Words taken from those by Colonel Terry Beaton (Retd) – RAEME; supplied by Eltham District Historical Society. Photos by Jim Connor.
Seventy-eight years ago, people were celebrating survival from their greatest challenge – the Second World War. Twenty five years earlier people had survived the rigors of the Great War and decimation by the Spanish Flu.
Annually, praise is given to names inscribed on local cenotaphs or memorials for those who never returned. Yet, not so much the disabled, wounded, diseased, emaciated, slaved as navies and tormented, who survived the horrors of war. Nobody goes to war and comes back the same person. Each is scarred in their own way, though externally they may not show it. Beyond family and others close, most were not seen as heroes.
Consequently, some years ago, a project was commenced to search local Nillumbik cemeteries to find those “forgotten heroes”.
Due to its historical and aesthetic aspect, set atop a hill surrounded by majestic Manna Gums, the first cemetery to be researched was Kangaroo Ground, where it was discovered that of over 2,000 burials, 196 veterans were found resting here. Yet more than two thirds of them, had no indication on their headstones or plaques of their service for their respective country in time of conflict. A responsibility that falls to the family, unless the veteran had died of a Department of Veterans’ Affairs accepted war caused disability, which entitled one to an official internment and maintenance of the site by the Office of Australian War Graves (OAWG), but only if the family requests it.
The saddest day arose when it was discovered that a Burma Railway survivor was buried in an unmarked grave, possibly destitute and alone, along with a number of others in other unmarked graves.

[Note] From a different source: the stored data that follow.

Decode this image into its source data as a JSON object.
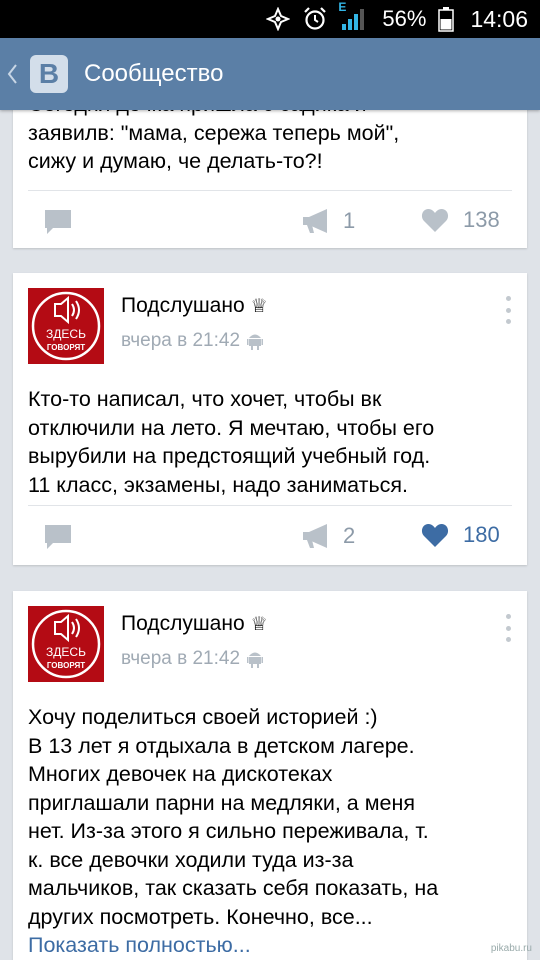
{
  "status_bar": {
    "battery_percent": "56%",
    "time": "14:06",
    "network": "E"
  },
  "header": {
    "logo_letter": "B",
    "title": "Сообщество"
  },
  "posts": [
    {
      "text_partial": "Сегодня дочка пришла с садика и\nзаявилв: \"мама, сережа теперь мой\",\nсижу и думаю, че делать-то?!",
      "reposts": "1",
      "likes": "138",
      "liked": false
    },
    {
      "author": "Подслушано",
      "crown": "♕",
      "time": "вчера в 21:42",
      "avatar_text_top": "ЗДЕСЬ",
      "avatar_text_bottom": "ГОВОРЯТ",
      "text": "Кто-то написал, что хочет, чтобы вк\nотключили на лето. Я мечтаю, чтобы его\nвырубили на предстоящий учебный год.\n11 класс, экзамены, надо заниматься.",
      "reposts": "2",
      "likes": "180",
      "liked": true
    },
    {
      "author": "Подслушано",
      "crown": "♕",
      "time": "вчера в 21:42",
      "avatar_text_top": "ЗДЕСЬ",
      "avatar_text_bottom": "ГОВОРЯТ",
      "text": "Хочу поделиться своей историей :)\nВ 13 лет я отдыхала в детском лагере.\nМногих девочек на дискотеках\nприглашали парни на медляки, а меня\nнет. Из-за этого я сильно переживала, т.\nк. все девочки ходили туда из-за\nмальчиков, так сказать себя показать, на\nдругих посмотреть. Конечно, все...",
      "show_more": "Показать полностью..."
    }
  ],
  "watermark": "pikabu.ru",
  "colors": {
    "header_bg": "#5b7fa6",
    "accent_blue": "#3d6ca4",
    "icon_gray": "#b9c1c9",
    "avatar_red": "#b40b14"
  }
}
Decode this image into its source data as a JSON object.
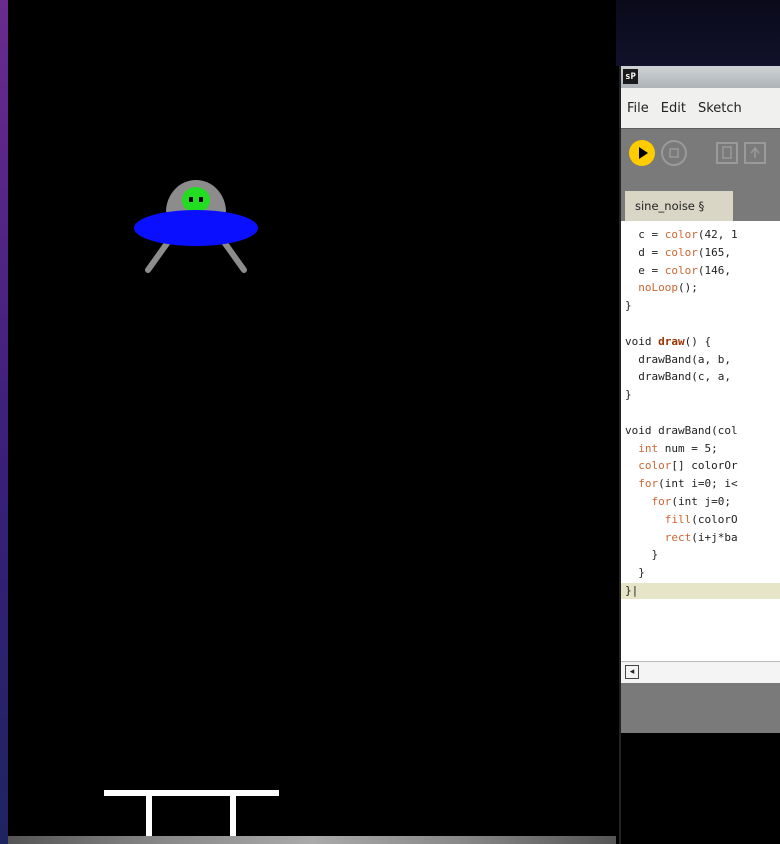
{
  "ide": {
    "app_icon": "sP",
    "menu": [
      "File",
      "Edit",
      "Sketch"
    ],
    "tab_label": "sine_noise §",
    "toolbar_icons": [
      "run-icon",
      "stop-icon",
      "new-icon",
      "open-icon"
    ],
    "code": [
      {
        "pre": "  c = ",
        "kw": "color",
        "post": "(42, 1"
      },
      {
        "pre": "  d = ",
        "kw": "color",
        "post": "(165,"
      },
      {
        "pre": "  e = ",
        "kw": "color",
        "post": "(146,"
      },
      {
        "pre": "  ",
        "kw": "noLoop",
        "post": "();"
      },
      {
        "pre": "}",
        "kw": "",
        "post": ""
      },
      {
        "pre": "",
        "kw": "",
        "post": ""
      },
      {
        "pre": "void ",
        "fn": "draw",
        "post": "() {"
      },
      {
        "pre": "  drawBand(a, b,",
        "kw": "",
        "post": ""
      },
      {
        "pre": "  drawBand(c, a,",
        "kw": "",
        "post": ""
      },
      {
        "pre": "}",
        "kw": "",
        "post": ""
      },
      {
        "pre": "",
        "kw": "",
        "post": ""
      },
      {
        "pre": "void drawBand(col",
        "kw": "",
        "post": ""
      },
      {
        "pre": "  ",
        "kw": "int",
        "post": " num = 5;"
      },
      {
        "pre": "  ",
        "kw": "color",
        "post": "[] colorOr"
      },
      {
        "pre": "  ",
        "kw": "for",
        "post": "(int i=0; i<"
      },
      {
        "pre": "    ",
        "kw": "for",
        "post": "(int j=0;"
      },
      {
        "pre": "      ",
        "kw": "fill",
        "post": "(colorO"
      },
      {
        "pre": "      ",
        "kw": "rect",
        "post": "(i+j*ba"
      },
      {
        "pre": "    }",
        "kw": "",
        "post": ""
      },
      {
        "pre": "  }",
        "kw": "",
        "post": ""
      },
      {
        "pre": "}|",
        "kw": "",
        "post": ""
      }
    ]
  },
  "colors": {
    "ufo_body": "#0a10ff",
    "ufo_dome": "#8c8c8c",
    "alien": "#22dd22",
    "run_button": "#ffcc00",
    "current_line": "#e6e5c8"
  }
}
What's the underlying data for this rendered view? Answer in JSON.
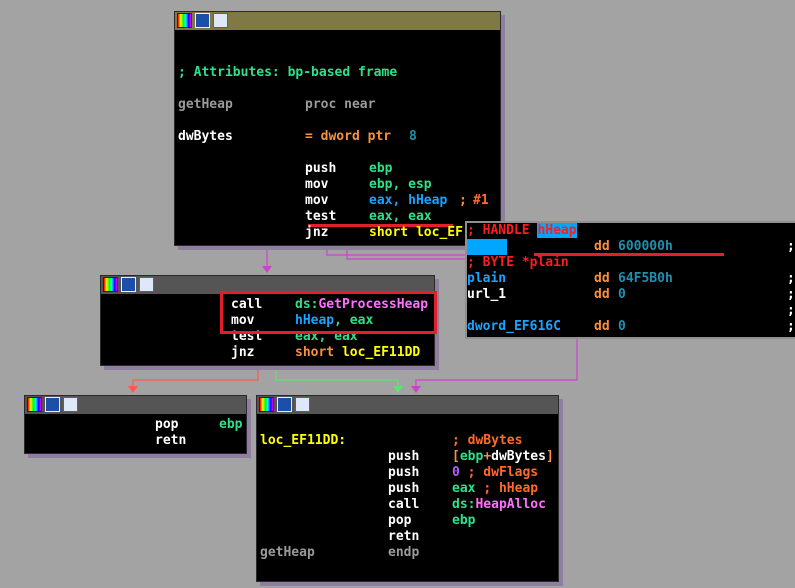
{
  "icons": [
    "color-palette-icon",
    "edit-pencil-icon",
    "graph-view-icon"
  ],
  "colors": {
    "background": "#a3a3a3",
    "node_title_active": "#7f7a45",
    "node_title": "#555555",
    "highlight_box": "#e0202a"
  },
  "node1": {
    "comment": "; Attributes: bp-based frame",
    "proc_name": "getHeap",
    "proc_kw": "proc near",
    "var": "dwBytes",
    "var_def": "= dword ptr",
    "var_off": "8",
    "lines": [
      [
        "push",
        "ebp"
      ],
      [
        "mov",
        "ebp, esp"
      ],
      [
        "mov",
        "eax, hHeap"
      ],
      [
        "test",
        "eax, eax"
      ],
      [
        "jnz",
        "short loc_EF"
      ]
    ],
    "cursor_comment": ";",
    "cursor_num": "#1"
  },
  "popup": {
    "c1": "; HANDLE",
    "c1_name": "hHeap",
    "dd": "dd",
    "v1": "600000h",
    "c2": "; BYTE *plain",
    "n2": "plain",
    "v2": "64F5B0h",
    "n3": "url_1",
    "v3": "0",
    "n4": "dword_EF616C",
    "v4": "0",
    "semi": ";"
  },
  "node3": {
    "lines": [
      [
        "call",
        "ds:",
        "GetProcessHeap"
      ],
      [
        "mov",
        "hHeap",
        ", eax"
      ],
      [
        "test",
        "eax, eax"
      ],
      [
        "jnz",
        "short ",
        "loc_EF11DD"
      ]
    ]
  },
  "node4": {
    "lines": [
      [
        "pop",
        "ebp"
      ],
      [
        "retn",
        ""
      ]
    ]
  },
  "node5": {
    "label": "loc_EF11DD:",
    "c_bytes": "; dwBytes",
    "push1": "push",
    "op1a": "[",
    "op1b": "ebp",
    "op1c": "+",
    "op1d": "dwBytes",
    "op1e": "]",
    "push2": "push",
    "op2": "0",
    "op2c": "; dwFlags",
    "push3": "push",
    "op3": "eax",
    "op3c": "; hHeap",
    "call": "call",
    "op4a": "ds:",
    "op4b": "HeapAlloc",
    "pop": "pop",
    "op5": "ebp",
    "retn": "retn",
    "end_name": "getHeap",
    "end_kw": "endp"
  }
}
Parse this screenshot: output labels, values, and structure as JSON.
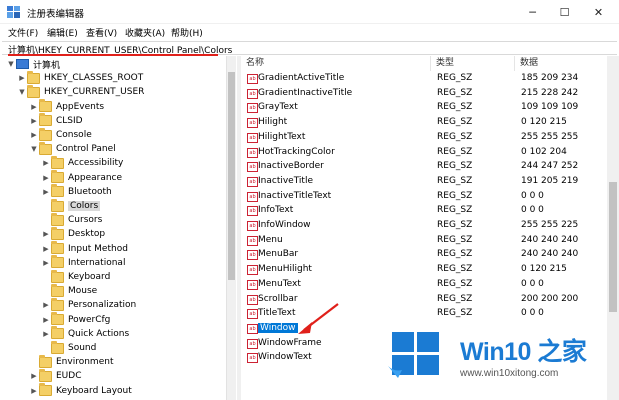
{
  "window": {
    "title": "注册表编辑器",
    "controls": {
      "minimize": "─",
      "maximize": "☐",
      "close": "✕"
    }
  },
  "menu": [
    "文件(F)",
    "编辑(E)",
    "查看(V)",
    "收藏夹(A)",
    "帮助(H)"
  ],
  "address": "计算机\\HKEY_CURRENT_USER\\Control Panel\\Colors",
  "colors": {
    "selection": "#0078d7",
    "accent": "#1b7bd3",
    "annotation": "#e0201a"
  },
  "tree": [
    {
      "label": "计算机",
      "arrow": "▼",
      "icon": "computer-icon"
    },
    {
      "label": "HKEY_CLASSES_ROOT",
      "arrow": "▶",
      "icon": "folder-icon"
    },
    {
      "label": "HKEY_CURRENT_USER",
      "arrow": "▼",
      "icon": "folder-icon"
    },
    {
      "label": "AppEvents",
      "arrow": "▶",
      "icon": "folder-icon"
    },
    {
      "label": "CLSID",
      "arrow": "▶",
      "icon": "folder-icon"
    },
    {
      "label": "Console",
      "arrow": "▶",
      "icon": "folder-icon"
    },
    {
      "label": "Control Panel",
      "arrow": "▼",
      "icon": "folder-icon"
    },
    {
      "label": "Accessibility",
      "arrow": "▶",
      "icon": "folder-icon"
    },
    {
      "label": "Appearance",
      "arrow": "▶",
      "icon": "folder-icon"
    },
    {
      "label": "Bluetooth",
      "arrow": "▶",
      "icon": "folder-icon"
    },
    {
      "label": "Colors",
      "arrow": "",
      "icon": "folder-icon",
      "selected": true
    },
    {
      "label": "Cursors",
      "arrow": "",
      "icon": "folder-icon"
    },
    {
      "label": "Desktop",
      "arrow": "▶",
      "icon": "folder-icon"
    },
    {
      "label": "Input Method",
      "arrow": "▶",
      "icon": "folder-icon"
    },
    {
      "label": "International",
      "arrow": "▶",
      "icon": "folder-icon"
    },
    {
      "label": "Keyboard",
      "arrow": "",
      "icon": "folder-icon"
    },
    {
      "label": "Mouse",
      "arrow": "",
      "icon": "folder-icon"
    },
    {
      "label": "Personalization",
      "arrow": "▶",
      "icon": "folder-icon"
    },
    {
      "label": "PowerCfg",
      "arrow": "▶",
      "icon": "folder-icon"
    },
    {
      "label": "Quick Actions",
      "arrow": "▶",
      "icon": "folder-icon"
    },
    {
      "label": "Sound",
      "arrow": "",
      "icon": "folder-icon"
    },
    {
      "label": "Environment",
      "arrow": "",
      "icon": "folder-icon"
    },
    {
      "label": "EUDC",
      "arrow": "▶",
      "icon": "folder-icon"
    },
    {
      "label": "Keyboard Layout",
      "arrow": "▶",
      "icon": "folder-icon"
    }
  ],
  "columns": {
    "name": "名称",
    "type": "类型",
    "data": "数据"
  },
  "values": [
    {
      "name": "GradientActiveTitle",
      "type": "REG_SZ",
      "data": "185 209 234"
    },
    {
      "name": "GradientInactiveTitle",
      "type": "REG_SZ",
      "data": "215 228 242"
    },
    {
      "name": "GrayText",
      "type": "REG_SZ",
      "data": "109 109 109"
    },
    {
      "name": "Hilight",
      "type": "REG_SZ",
      "data": "0 120 215"
    },
    {
      "name": "HilightText",
      "type": "REG_SZ",
      "data": "255 255 255"
    },
    {
      "name": "HotTrackingColor",
      "type": "REG_SZ",
      "data": "0 102 204"
    },
    {
      "name": "InactiveBorder",
      "type": "REG_SZ",
      "data": "244 247 252"
    },
    {
      "name": "InactiveTitle",
      "type": "REG_SZ",
      "data": "191 205 219"
    },
    {
      "name": "InactiveTitleText",
      "type": "REG_SZ",
      "data": "0 0 0"
    },
    {
      "name": "InfoText",
      "type": "REG_SZ",
      "data": "0 0 0"
    },
    {
      "name": "InfoWindow",
      "type": "REG_SZ",
      "data": "255 255 225"
    },
    {
      "name": "Menu",
      "type": "REG_SZ",
      "data": "240 240 240"
    },
    {
      "name": "MenuBar",
      "type": "REG_SZ",
      "data": "240 240 240"
    },
    {
      "name": "MenuHilight",
      "type": "REG_SZ",
      "data": "0 120 215"
    },
    {
      "name": "MenuText",
      "type": "REG_SZ",
      "data": "0 0 0"
    },
    {
      "name": "Scrollbar",
      "type": "REG_SZ",
      "data": "200 200 200"
    },
    {
      "name": "TitleText",
      "type": "REG_SZ",
      "data": "0 0 0"
    },
    {
      "name": "Window",
      "type": "",
      "data": "",
      "selected": true
    },
    {
      "name": "WindowFrame",
      "type": "",
      "data": ""
    },
    {
      "name": "WindowText",
      "type": "",
      "data": ""
    }
  ],
  "reg_icon_text": "ab",
  "watermark": {
    "title": "Win10 之家",
    "site": "www.win10xitong.com"
  }
}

This disappointing result then inspired an approach to the Eltham Cemetery Trust to conduct a review of their 10,000 burials. Two years work, found over 860 veterans (744 WW2 – of which 13 were women), and culminated with a grant to the Trust for the creation and display of a magnificent 75th Anniversary Commemoration Plaque. It was unveiled on 15-Aug-2020 to coincide with “Victory Over Japan” Day to mark the end of hostilities in WW2. It can now be said that at the Eltham Cemetery, their past service and sacrifice is now “permanently remembered and no longer forgotten”.
Editor:
The research referred to above was largely done by Terry and wife Sheila Beaton. Every year they place flag tributes (900 at last count) for ANZAC Day at the Eltham, Diamond Creek, Queenstown (St Andrews) and Kangaroo Ground cemeteries. “Terry and Sheila’s research has added a valuable layer of history to the Nillumbik area and it encourages new and positive relationships between members of our community and the cemeteries within the Shire” – Julia Drew, General Manager at Eltham Cemetery.